I'm working on several APIs that need to utilize an asynchronous pattern, particularly for tasks that involve database stored procedure calls that can take anywhere from 5 to 20 minutes. I also encounter situations where some jobs require more compute power. I know that using Celery with Redis is quite common for managing async jobs, but I'm curious about how others are implementing it in a production environment, especially when there are multiple APIs with different job requirements.
5 Answers
I've mostly gone with Celery using RabbitMQ as a broker. It’s a reliable way to persist tasks, so if RabbitMQ has issues, you won’t lose your tasks. Although, I have to be honest, I’m not a huge fan of it overall.

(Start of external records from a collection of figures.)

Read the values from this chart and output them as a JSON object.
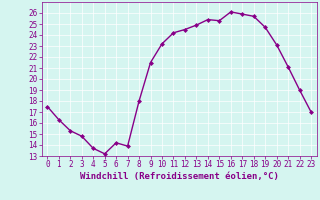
{
  "x": [
    0,
    1,
    2,
    3,
    4,
    5,
    6,
    7,
    8,
    9,
    10,
    11,
    12,
    13,
    14,
    15,
    16,
    17,
    18,
    19,
    20,
    21,
    22,
    23
  ],
  "y": [
    17.5,
    16.3,
    15.3,
    14.8,
    13.7,
    13.2,
    14.2,
    13.9,
    18.0,
    21.5,
    23.2,
    24.2,
    24.5,
    24.9,
    25.4,
    25.3,
    26.1,
    25.9,
    25.7,
    24.7,
    23.1,
    21.1,
    19.0,
    17.0
  ],
  "line_color": "#880088",
  "marker": "D",
  "marker_size": 2.0,
  "bg_color": "#d5f5f0",
  "grid_color": "#ffffff",
  "xlabel": "Windchill (Refroidissement éolien,°C)",
  "ylim": [
    13,
    27
  ],
  "yticks": [
    13,
    14,
    15,
    16,
    17,
    18,
    19,
    20,
    21,
    22,
    23,
    24,
    25,
    26
  ],
  "xticks": [
    0,
    1,
    2,
    3,
    4,
    5,
    6,
    7,
    8,
    9,
    10,
    11,
    12,
    13,
    14,
    15,
    16,
    17,
    18,
    19,
    20,
    21,
    22,
    23
  ],
  "xlim": [
    -0.5,
    23.5
  ],
  "tick_color": "#880088",
  "tick_fontsize": 5.5,
  "xlabel_fontsize": 6.5,
  "line_width": 1.0
}
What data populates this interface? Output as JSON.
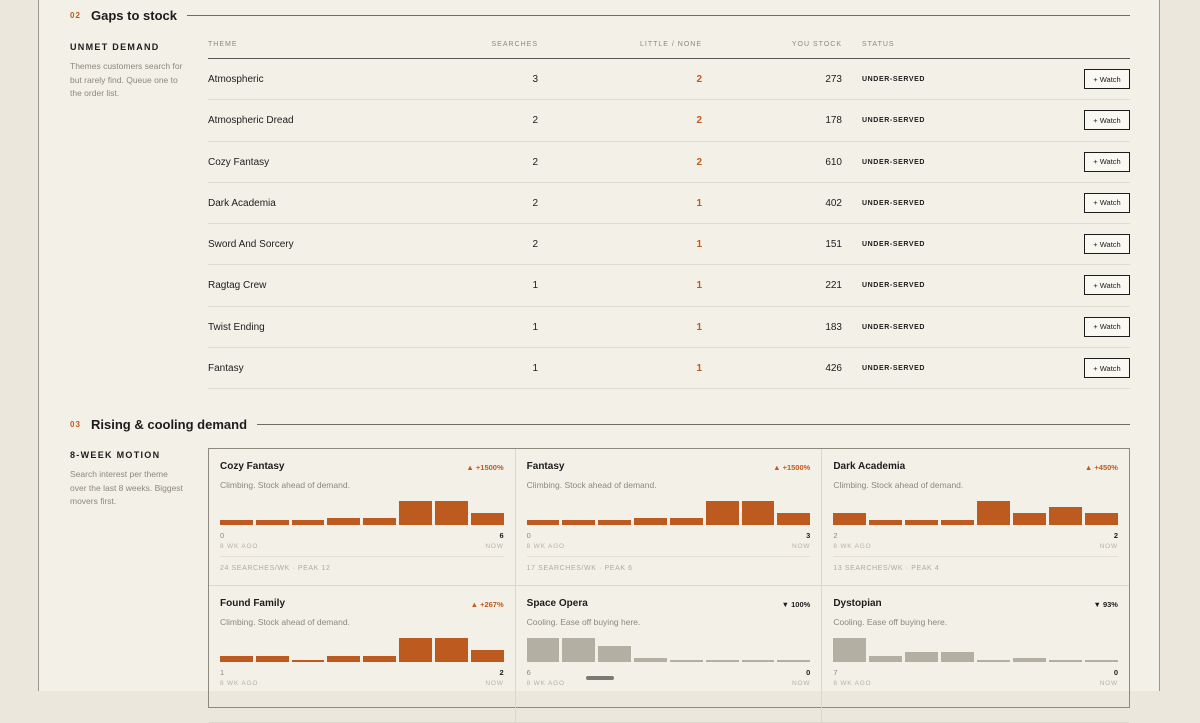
{
  "gaps": {
    "number": "02",
    "title": "Gaps to stock",
    "side_label": "UNMET DEMAND",
    "side_desc": "Themes customers search for but rarely find. Queue one to the order list.",
    "columns": {
      "theme": "THEME",
      "searches": "SEARCHES",
      "little": "LITTLE / NONE",
      "stock": "YOU STOCK",
      "status": "STATUS"
    },
    "rows": [
      {
        "theme": "Atmospheric",
        "searches": "3",
        "little": "2",
        "stock": "273",
        "status": "UNDER-SERVED",
        "action": "+ Watch"
      },
      {
        "theme": "Atmospheric Dread",
        "searches": "2",
        "little": "2",
        "stock": "178",
        "status": "UNDER-SERVED",
        "action": "+ Watch"
      },
      {
        "theme": "Cozy Fantasy",
        "searches": "2",
        "little": "2",
        "stock": "610",
        "status": "UNDER-SERVED",
        "action": "+ Watch"
      },
      {
        "theme": "Dark Academia",
        "searches": "2",
        "little": "1",
        "stock": "402",
        "status": "UNDER-SERVED",
        "action": "+ Watch"
      },
      {
        "theme": "Sword And Sorcery",
        "searches": "2",
        "little": "1",
        "stock": "151",
        "status": "UNDER-SERVED",
        "action": "+ Watch"
      },
      {
        "theme": "Ragtag Crew",
        "searches": "1",
        "little": "1",
        "stock": "221",
        "status": "UNDER-SERVED",
        "action": "+ Watch"
      },
      {
        "theme": "Twist Ending",
        "searches": "1",
        "little": "1",
        "stock": "183",
        "status": "UNDER-SERVED",
        "action": "+ Watch"
      },
      {
        "theme": "Fantasy",
        "searches": "1",
        "little": "1",
        "stock": "426",
        "status": "UNDER-SERVED",
        "action": "+ Watch"
      }
    ]
  },
  "rising": {
    "number": "03",
    "title": "Rising & cooling demand",
    "side_label": "8-WEEK MOTION",
    "side_desc": "Search interest per theme over the last 8 weeks. Biggest movers first.",
    "colors": {
      "up": "#bd5a20",
      "down": "#b4afa3"
    },
    "cards": [
      {
        "title": "Cozy Fantasy",
        "delta": "▲ +1500%",
        "direction": "up",
        "desc": "Climbing. Stock ahead of demand.",
        "weekly": [
          0.2,
          0.2,
          0.2,
          0.3,
          0.3,
          1,
          1,
          0.5
        ],
        "lo": "0",
        "hi": "6",
        "ago": "8 WK AGO",
        "now": "NOW",
        "foot": "24 SEARCHES/WK · PEAK 12"
      },
      {
        "title": "Fantasy",
        "delta": "▲ +1500%",
        "direction": "up",
        "desc": "Climbing. Stock ahead of demand.",
        "weekly": [
          0.2,
          0.2,
          0.2,
          0.3,
          0.3,
          1,
          1,
          0.5
        ],
        "lo": "0",
        "hi": "3",
        "ago": "8 WK AGO",
        "now": "NOW",
        "foot": "17 SEARCHES/WK · PEAK 6"
      },
      {
        "title": "Dark Academia",
        "delta": "▲ +450%",
        "direction": "up",
        "desc": "Climbing. Stock ahead of demand.",
        "weekly": [
          0.5,
          0.2,
          0.2,
          0.2,
          1,
          0.5,
          0.75,
          0.5
        ],
        "lo": "2",
        "hi": "2",
        "ago": "8 WK AGO",
        "now": "NOW",
        "foot": "13 SEARCHES/WK · PEAK 4"
      },
      {
        "title": "Found Family",
        "delta": "▲ +267%",
        "direction": "up",
        "desc": "Climbing. Stock ahead of demand.",
        "weekly": [
          0.25,
          0.25,
          0.1,
          0.25,
          0.25,
          1,
          1,
          0.5
        ],
        "lo": "1",
        "hi": "2",
        "ago": "8 WK AGO",
        "now": "NOW",
        "foot": ""
      },
      {
        "title": "Space Opera",
        "delta": "▼ 100%",
        "direction": "down",
        "desc": "Cooling. Ease off buying here.",
        "weekly": [
          1,
          1,
          0.65,
          0.15,
          0.08,
          0.08,
          0.08,
          0.08
        ],
        "lo": "6",
        "hi": "0",
        "ago": "8 WK AGO",
        "now": "NOW",
        "foot": ""
      },
      {
        "title": "Dystopian",
        "delta": "▼ 93%",
        "direction": "down",
        "desc": "Cooling. Ease off buying here.",
        "weekly": [
          1,
          0.25,
          0.4,
          0.4,
          0.08,
          0.15,
          0.08,
          0.08
        ],
        "lo": "7",
        "hi": "0",
        "ago": "8 WK AGO",
        "now": "NOW",
        "foot": ""
      }
    ]
  }
}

Using a file for job status is definitely a clever approach! It may turn into a simple job queue, but it’s probably worth it if you care about reliability, especially for lengthy processes.

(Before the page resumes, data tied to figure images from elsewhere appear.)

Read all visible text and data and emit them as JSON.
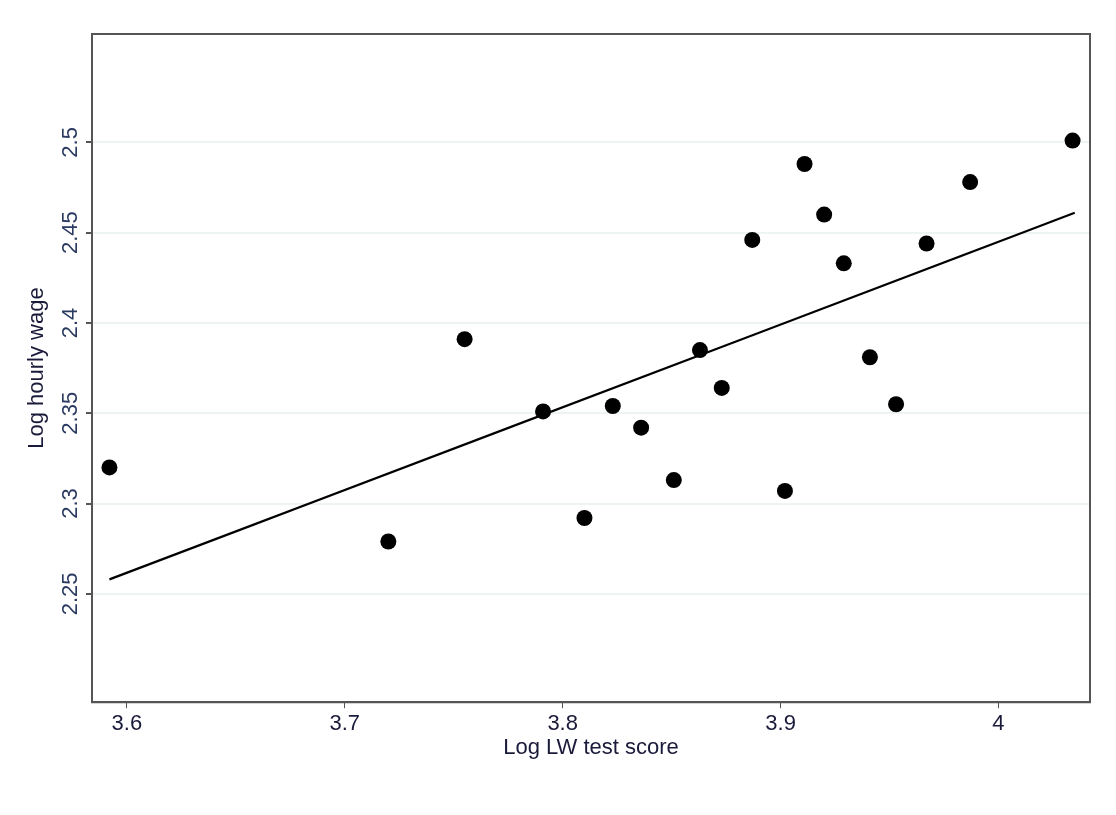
{
  "chart_data": {
    "type": "scatter",
    "xlabel": "Log LW test score",
    "ylabel": "Log hourly wage",
    "xlim": [
      3.584,
      4.042
    ],
    "xticks": [
      3.6,
      3.7,
      3.8,
      3.9,
      4
    ],
    "ylim": [
      2.19,
      2.56
    ],
    "yticks": [
      2.25,
      2.3,
      2.35,
      2.4,
      2.45,
      2.5
    ],
    "grid": "y",
    "legend": false,
    "marker": "circle",
    "series": [
      {
        "color": "#000000",
        "x": [
          3.592,
          3.72,
          3.755,
          3.791,
          3.81,
          3.823,
          3.836,
          3.851,
          3.863,
          3.873,
          3.887,
          3.902,
          3.911,
          3.92,
          3.929,
          3.941,
          3.953,
          3.967,
          3.987,
          4.034
        ],
        "values": [
          2.32,
          2.279,
          2.391,
          2.351,
          2.292,
          2.354,
          2.342,
          2.313,
          2.385,
          2.364,
          2.446,
          2.307,
          2.488,
          2.46,
          2.433,
          2.381,
          2.355,
          2.444,
          2.478,
          2.501
        ]
      },
      {
        "type": "line",
        "color": "#000000",
        "marker": "none",
        "x": [
          3.592,
          4.035
        ],
        "values": [
          2.258,
          2.461
        ]
      }
    ]
  }
}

In my opinion, that 20-30 minute duration is quite long for asyncio. While it queues jobs and manages other tasks simultaneously, if you get disconnected or something goes wrong, you might lose track of the ongoing jobs. It might be smarter to log the job status to a file and periodically check for its completion.
I’ve switched to TaskIQ with RedisStreams for a modern async solution. However, what you’re describing feels more like durable workflow processes rather than simple tasks. Maybe look into tools like Temporal or Prefect for complex workflows.

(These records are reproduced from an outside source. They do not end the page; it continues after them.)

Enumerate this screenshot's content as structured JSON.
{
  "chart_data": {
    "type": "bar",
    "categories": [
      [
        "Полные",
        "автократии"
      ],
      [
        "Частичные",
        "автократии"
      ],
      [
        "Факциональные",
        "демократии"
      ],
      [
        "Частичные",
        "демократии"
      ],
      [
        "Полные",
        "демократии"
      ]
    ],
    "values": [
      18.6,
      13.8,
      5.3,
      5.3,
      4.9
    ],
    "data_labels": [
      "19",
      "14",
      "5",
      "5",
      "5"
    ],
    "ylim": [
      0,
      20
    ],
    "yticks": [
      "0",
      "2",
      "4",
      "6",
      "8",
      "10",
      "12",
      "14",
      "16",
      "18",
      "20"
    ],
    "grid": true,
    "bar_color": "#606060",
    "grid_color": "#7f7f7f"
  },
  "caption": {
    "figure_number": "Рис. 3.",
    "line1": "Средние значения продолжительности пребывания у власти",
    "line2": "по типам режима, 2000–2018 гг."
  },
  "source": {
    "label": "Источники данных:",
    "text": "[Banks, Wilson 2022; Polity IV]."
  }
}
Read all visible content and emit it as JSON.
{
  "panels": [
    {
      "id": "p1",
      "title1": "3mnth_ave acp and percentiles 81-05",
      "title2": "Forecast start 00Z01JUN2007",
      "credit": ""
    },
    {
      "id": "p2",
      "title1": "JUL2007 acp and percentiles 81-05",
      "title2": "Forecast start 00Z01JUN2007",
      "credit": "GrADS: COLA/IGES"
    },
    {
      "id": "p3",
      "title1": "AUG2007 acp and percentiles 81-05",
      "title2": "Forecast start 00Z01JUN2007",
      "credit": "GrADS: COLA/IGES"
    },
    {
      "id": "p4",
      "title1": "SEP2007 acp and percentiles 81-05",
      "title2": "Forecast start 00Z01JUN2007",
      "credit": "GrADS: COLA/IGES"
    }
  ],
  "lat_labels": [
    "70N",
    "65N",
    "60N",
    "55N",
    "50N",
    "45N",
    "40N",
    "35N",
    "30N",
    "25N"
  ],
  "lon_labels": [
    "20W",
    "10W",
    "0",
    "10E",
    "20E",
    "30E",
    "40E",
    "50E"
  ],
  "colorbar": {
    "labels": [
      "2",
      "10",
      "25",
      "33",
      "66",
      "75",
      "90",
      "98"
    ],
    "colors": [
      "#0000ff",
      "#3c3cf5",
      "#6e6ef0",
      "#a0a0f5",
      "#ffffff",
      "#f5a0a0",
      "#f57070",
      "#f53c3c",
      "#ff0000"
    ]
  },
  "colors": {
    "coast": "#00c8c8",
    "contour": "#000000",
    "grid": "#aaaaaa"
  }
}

Celery and Redis is a solid combo! The central Redis broker allows all your APIs to queue jobs efficiently, plus you can spin up workers for individual services which scales really well in production. Just keep an eye on memory usage in case you end up with huge queues.

Totally agree! It works almost perfectly until you encounter those bizarre silent failures that might go unnoticed for ages. Debugging them later can be a nightmare.